Fakat demokrasinin kurumsal ve kültürel geleneğinin kırılgan olduğu toplumlarda, kimliklere/eğilimlere/tercihlere dönük baskılar ve yönlendirme çabaları o kadar yoğundur ki , ister istemez kimlik çekmesindeki aidiyetlerden hangisi üzerinde baskı oluşuyorsa, onun üzerinden bir direniş noktası kurulur. Sözgelimi politik olarak muhafazakâr bir birey, başörtüsü yasağı nedeniyle “başörtüsüne özgürlük” söylemi üzerinden ve baskının öznesi olan “başörtüsü” nesnesini merkez edinerek özgürlükçü bir söylem geliştirmek zorunda kalır. Bu birey, gündelik hayatında muhafazakârlığını evrensel değerler üzerinde ve bireysel kimlik çekmecesindekilerin ötesinde kurgulamış olabilir, fakat ülkenin şartları nedeniyle, başörtüsü nesnesi üzerinden bir söylem geliştirmek zorunda kalmaktadır. Demokrasinin hakkıyla işlediği “olağan” bir sistemde başörtüsü üzerinden bir söylem geliştirmeyecek olan bu birey, baskının geldiği yeri karşılayabilmek adına, baskılanan yerden direnişini kurmak zorunda kalmaktadır.
Türkiye’de, toplumun kâhir ekseriyeti, ülkede içkin olan demokrasi açığından göreli olarak bağımsızca, hayatı kimlik çekmecesindeki aidiyetleri üzerinden yaşamayı yeğliyor. Birbirine benzeyen, benzer aidiyetleri taşıyan insanlar evleniyor, komşu oluyor, iş kuruyor, arkadaş oluyor ve böylelikle kimlik odaklı yaklaşıma paralel olacak şekilde, kendine güvenli bir yaşam alanı sağlıyor; öteki addettiği ile arasında güvenli bir mesafe bırakmış oluyor. Hayatı kimlik odaklı akıl yürütme ve tercihler üzerinden okumayı reddeden, evrensel insani değerler/bireysel ilgi alanları/hayatı kavrayış şekli…gibi faktörler üzerinden ilişki kuran, evlenen, komşu olan, iş kuran, arkadaş edinen ve bu topraklarda sayıca epey azınlıkta olan insanlar da, maalesef kimlik çekmecesini kapatamıyor; nitekim ülkemizde demokrasiye ve bireysel – kolektif özgürlüklere yeterince alan tanımayan siyasal kültür, böylesi bir “kavrayış”a imkân tanıyacak düzeyde bulunmuyor.

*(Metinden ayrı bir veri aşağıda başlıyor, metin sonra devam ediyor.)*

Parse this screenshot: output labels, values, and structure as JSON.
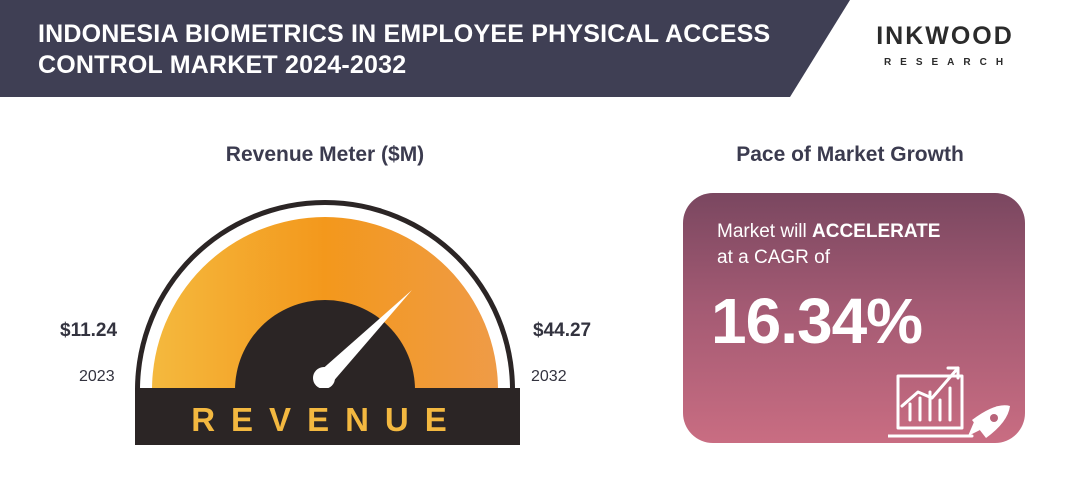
{
  "header": {
    "title": "INDONESIA BIOMETRICS IN EMPLOYEE PHYSICAL ACCESS CONTROL MARKET 2024-2032",
    "logo_main": "INKWOOD",
    "logo_sub": "RESEARCH"
  },
  "revenue_meter": {
    "title": "Revenue Meter ($M)",
    "start_value": "$11.24",
    "start_year": "2023",
    "end_value": "$44.27",
    "end_year": "2032",
    "label": "REVENUE"
  },
  "growth": {
    "title": "Pace of Market Growth",
    "text_prefix": "Market will ",
    "text_emphasis": "ACCELERATE",
    "text_suffix": "at a CAGR of",
    "value": "16.34%"
  },
  "colors": {
    "header_bg": "#3f3f54",
    "gauge_dark": "#2b2525",
    "gauge_orange": "#f39a1f",
    "label_gold": "#f3b840",
    "card_top": "#7a4760",
    "card_bottom": "#c96d82"
  },
  "icons": {
    "growth": "chart-rocket-icon"
  }
}
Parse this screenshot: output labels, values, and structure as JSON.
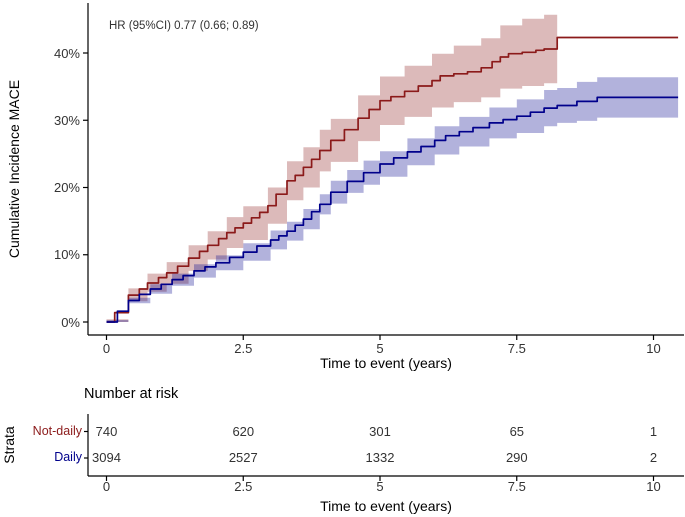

“Normal şartlarda” bahsini bile etmeyeceğiniz yahut ancak arkadaş sohbetlerinde geçmişten yahut aileden taşınan birer zenginlik olarak bahsedeceğiniz, gündelik hayatınızda da belirleyiciliği olmayan kimlik öğeleri, bir anda politik söyleminizde birer özne olarak yer almak zorunda kalıyor. Hele ki Türkiye gibi demokrasi açığının derin olduğu bir ülkede yaşıyorsanız ve ideolojik pozisyonunuzun zemini “mağduriyetleri sahiplenmek” üzerine kuruluysa, kimlik çekmecesi farklı nedenlerle de olsa sıkça açılıyor.
Hayatı kimlikler/aidiyetler ötesinden kavrayan bireyler, hayata ve topluma dair kaygılar taşıdıkları ölçüde, maruz kalınan baskıyı karşılaşamak adına kimlik çekmecesini sıkça açıp kapamak zorunda. Çünkü tarihsel ve ailevi aidiyetlerimiz ne olursa olsun, mutlaka, “en az” bir yerden baskıya uğruyoruz ve baskıya uğradığımız yerden de mücadeleyi kurmak zorunda kalıyoruz. Mevcut statükoda ortaya konulacak en makul tavır, kimlik çekmecesini açma ediminin politik zorunluluklardan kaynaklandığının ve demokrasi kültürünün yerleşik olamamasından kaynaklandığının ayırdında olmaktan geçiyor. Gündelik ilişkileri kimlikler-aidiyetler ötesindeki referanslarla kurarken, sıkça kimlik çekmecesini açmak zorunda kalmak, daha uzun yıllar, demokrasi açığının alamet-i farikası olacak.